(01-02-2017 03:06 PM)MplsBison Wrote: (01-01-2017 12:29 AM)arkstfan Wrote: Colorado State plays at Boise State for a late Saturday night on ESPN2, MWC gets 100% of the revenue.
Oklahoma travels to Houston for a Saturday early ABC game. Check the number of points and credit 100% to the AAC since OU isn't a member of the LLC.
I don't follow how you're getting the MWC and AAC commish's to say something other than "... why isn't that how it works now??"
I don't get the part where the MWC and AAC make more money.
Maybe the SB, MAC, and CUSA should try it out first, and prove the concept.
That's a stupid suggestion.
How can SBC, MAC, and CUSA prove the concept that bottling up the entire inventory will raise the price?????
ESPN's deal with MAC and AAC are what I call "whole banana" deals. ESPN owns everything and they sublicense some of the content with a kickback to the leagues depending on the profitability of the sale. This is a reason I felt CUSA was going to take a hit, CBSSN was buying MAC and AAC content from ESPN for less than CBSSN was paying for CUSA content which was an X games for Y dollars deal.
That sublicensing is a decent source of revenue for ESPN. They basically serve a dual role of telecasting games and marketing games to other broadcasters except they generally will only deal with CBSSN, ASN, and local broadcasters and not NBC or Fox.
While MAC and AAC are to get a piece of the action remember that Return of the Jedi still isn't "profitable" no one entitled to residuals from that film have ever received any. So I'm skeptical ESPN truly takes care of them.
Bundling means the profitable sublicensing is done by the LLC not ESPN.
Bundling also means that anyone wanting the product doesn't have a simple substitute.

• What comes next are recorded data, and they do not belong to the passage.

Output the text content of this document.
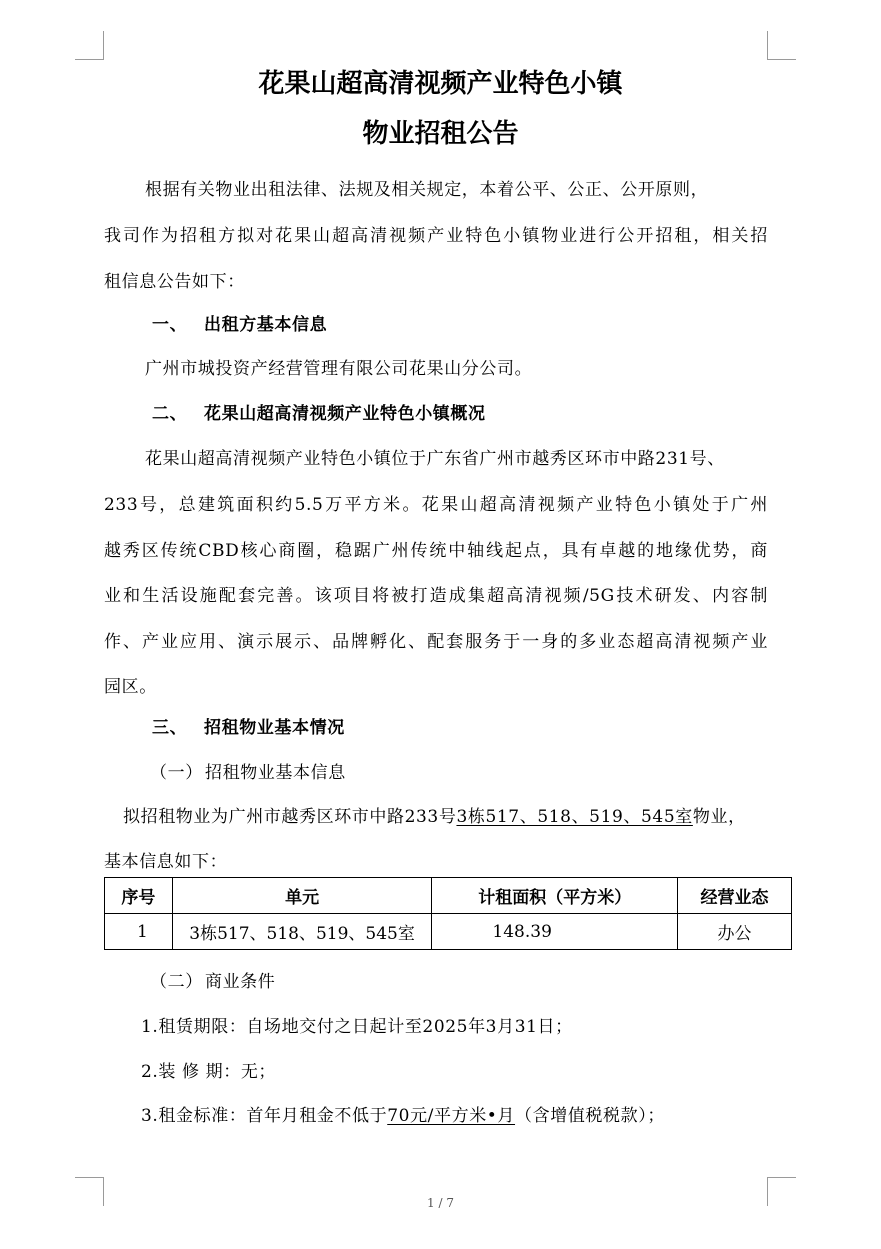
花果山超高清视频产业特色小镇
物业招租公告
根据有关物业出租法律、法规及相关规定，本着公平、公正、公开原则，
我司作为招租方拟对花果山超高清视频产业特色小镇物业进行公开招租，相关招
租信息公告如下：
一、 出租方基本信息
广州市城投资产经营管理有限公司花果山分公司。
二、 花果山超高清视频产业特色小镇概况
花果山超高清视频产业特色小镇位于广东省广州市越秀区环市中路231号、
233号，总建筑面积约5.5万平方米。花果山超高清视频产业特色小镇处于广州
越秀区传统CBD核心商圈，稳踞广州传统中轴线起点，具有卓越的地缘优势，商
业和生活设施配套完善。该项目将被打造成集超高清视频/5G技术研发、内容制
作、产业应用、演示展示、品牌孵化、配套服务于一身的多业态超高清视频产业
园区。
三、 招租物业基本情况
（一） 招租物业基本信息
拟招租物业为广州市越秀区环市中路233号3栋517、518、519、545室物业，
基本信息如下：
序号	单元	计租面积（平方米）	经营业态
1	3栋517、518、519、545室	148.39	办公
（二） 商业条件
1.租赁期限：自场地交付之日起计至2025年3月31日；
2.装 修 期：无；
3.租金标准：首年月租金不低于70元/平方米•月（含增值税税款）；
1 / 7
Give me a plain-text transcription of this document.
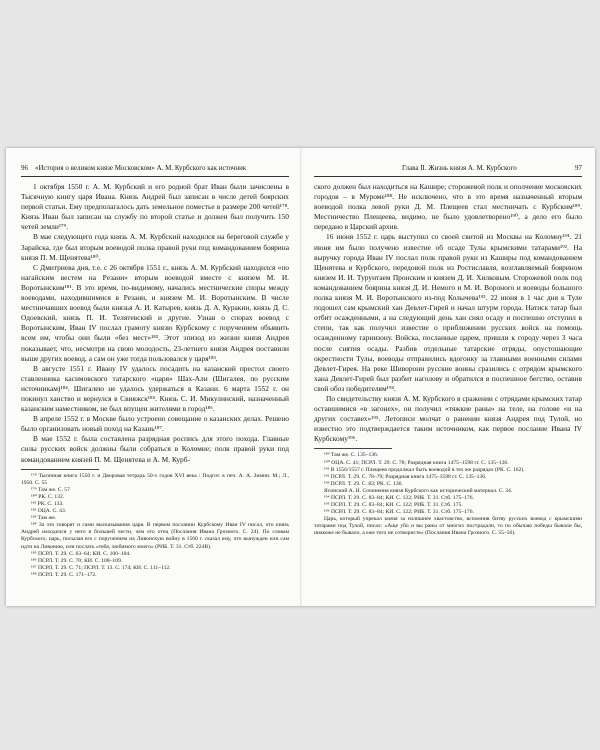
96 «История о великом князе Московском» А. М. Курбского как источник

1 октября 1550 г. А. М. Курбский и его родной брат Иван были зачислены в Тысячную книгу царя Ивана. Князь Андрей был записан в числе детей боярских первой статьи. Ему предполагалось дать земельное поместье в размере 200 четей¹⁷⁸. Князь Иван был записан на службу по второй статье и должен был получить 150 четей земли¹⁷⁹.

В мае следующего года князь А. М. Курбский находился на береговой службе у Зарайска, где был вторым воеводой полка правой руки под командованием боярина князя П. М. Щенятева¹⁸⁰.

С Дмитриева дня, т.е. с 26 октября 1551 г., князь А. М. Курбский находился «по нагайским вестем на Резани» вторым воеводой вместе с князем М. И. Воротынским¹⁸¹. В это время, по-видимому, начались местнические споры между воеводами, находившимися в Резани, и князем М. И. Воротынским. В числе местничавших воевод были князья А. И. Катырев, князь Д. А. Куракин, князь Д. С. Одоевский, князь П. И. Телятевский и другие. Узнав о спорах воевод с Воротынским, Иван IV послал грамоту князю Курбскому с поручением объявить всем им, чтобы они были «без мест»¹⁸². Этот эпизод из жизни князя Андрея показывает, что, несмотря на свою молодость, 23-летнего князя Андрея поставили выше других воевод, а сам он уже тогда пользовался у царя¹⁸³.

В августе 1551 г. Ивану IV удалось посадить на казанский престол своего ставленника касимовского татарского «царя» Шах-Али (Шигалея, по русским источникам)¹⁸⁴. Шигалею не удалось удержаться в Казани. 6 марта 1552 г. он покинул ханство и вернулся в Свияжск¹⁸⁵. Князь С. И. Микулинский, назначенный казанским наместником, не был впущен жителями в город¹⁸⁶.

В апреле 1552 г. в Москве было устроено совещание о казанских делах. Решено было организовать новый поход на Казань¹⁸⁷.

В мае 1552 г. была составлена разрядная роспись для этого похода. Главные силы русских войск должны были собраться в Коломне; полк правой руки под командованием князей П. М. Щенятева и А. М. Курб-

¹⁷⁸ Тысячная книга 1550 г. и Дворовая тетрадь 50-х годов XVI века / Подгот. к печ. А. А. Зимин. М.; Л., 1950. С. 55

¹⁷⁹ Там же. С. 57

¹⁸⁰ РК. С. 132.

¹⁸¹ РК. С. 133.

¹⁸² ОЦА. С. 43.

¹⁸³ Там же.

¹⁸⁴ За это говорят и сами высказывания царя. В первом послании Курбскому Иван IV писал, что князь Андрей находился у него в большей чести, чем его отец (Послания Ивана Грозного. С. 24). По словам Курбского, царь, посылая его с поручением на Ливонскую войну в 1560 г. сказал ему, что вынужден или сам идти на Ливонию, или послать «тебя, любимого моего» (РИБ. Т. 31. Стб. 224В).

¹⁸⁵ ПСРЛ. Т. 29. С. 63–64; КИ. С. 100–104.

¹⁸⁶ ПСРЛ. Т. 29. С. 70; КИ. С. 108–109.

¹⁸⁷ ПСРЛ. Т. 29. С. 71; ПСРЛ. Т. 13. С. 174; КИ. С. 111–112.

¹⁸⁸ ПСРЛ. Т. 29. С. 171–172.

Глава II. Жизнь князя А. М. Курбского	97

ского должен был находиться на Кашире; сторожевой полк и ополчение московских городов – в Муроме¹⁸⁸. Не исключено, что в это время назначенный вторым воеводой полка левой руки Д. М. Плещеев стал местничать с Курбским¹⁸⁹. Местничество Плещеева, видимо, не было удовлетворено¹⁹⁰, а дело его было передано в Царский архив.

16 июня 1552 г. царь выступил со своей свитой из Москвы на Коломну¹⁹¹. 21 июня им было получено известие об осаде Тулы крымскими татарами¹⁹². На выручку города Иван IV послал полк правой руки из Каширы под командованием Щенятева и Курбского, передовой полк из Ростиславля, возглавляемый боярином князем И. И. Турунтаем Пронским и князем Д. И. Хилковым. Сторожевой полк под командованием боярина князя Д. И. Немого и М. И. Вороного и воеводы большого полка князя М. И. Воротынского из-под Колычева¹⁹³. 22 июня в 1 час дня к Туле подошел сам крымский хан Девлет-Гирей и начал штурм города. Натиск татар был отбит осажденными, а на следующий день хан снял осаду и поспешно отступил в степи, так как получил известие о приближении русских войск на помощь осажденному гарнизону. Войска, посланные царем, пришли к городу через 3 часа после снятия осады. Разбив отдельные татарские отряды, опустошающие окрестности Тулы, воеводы отправились вдогонку за главными военными силами Девлет-Гирея. На реке Шиворони русские воины сразились с отрядом крымского хана Девлет-Гирей был разбит наголову и обратился в поспешное бегство, оставив свой обоз победителям¹⁹⁴.

По свидетельству князя А. М. Курбского в сражении с отрядами крымских татар оставшимися «в загонех», он получил «тяжкие раны» на теле, на голове «и на других составех»¹⁹⁵. Летописи молчат о ранении князя Андрея под Тулой, но известно это подтверждается таким источником, как первое послание Ивана IV Курбскому¹⁹⁶.

¹⁸⁹ Там же. С. 135–136.

¹⁹⁰ ОЦА. С. 41; ПСРЛ. Т. 29. С. 78; Разрядная книга 1475–1598 гг. С. 135–136.

¹⁹¹ В 1556/1557 г. Плещеев продолжал быть воеводой в тех же разрядах (РК. С. 162).

¹⁹² ПСРЛ. Т. 29. С. 78–79; Разрядная книга 1475–1598 гг. С. 135–136.

¹⁹³ ПСРЛ. Т. 29. С. 83; РК. С. 136.

Ясинский А. Н. Сочинения князя Курбского как исторический материал. С. 34.

¹⁹⁴ ПСРЛ. Т. 29. С. 83–84; КИ. С. 122; РИБ. Т. 31. Стб. 175–176.

¹⁹⁵ ПСРЛ. Т. 29. С. 83–84; КИ. С. 122; РИБ. Т. 31. Стб. 175.

¹⁹⁶ ПСРЛ. Т. 29. С. 83–84; КИ. С. 122; РИБ. Т. 31. Стб. 175–176.

Царь, который упрекал князя за излишнее хвастовство, вспомнив битву русских воевод с крымскими татарами под Тулой, писал: «Аще убо и вы раны от многих пострадали, то по обычаю победы бывали бы, инакоже не бывало, а еже того не сотвористе» (Послания Ивана Грозного. С. 55–56).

You can't just swap CUSA if AAC wants more money.
About 8-10 years ago a huge name in the finance and tech world offered to guarantee double what WAC, MAC, Sun Belt, CUSA, MWC were getting for media rights plus 50% of all revenue over a set amount on the condition that all five signed on. WAC, MWC, CUSA saw that as a sign that they could do wildly better on their own and declined.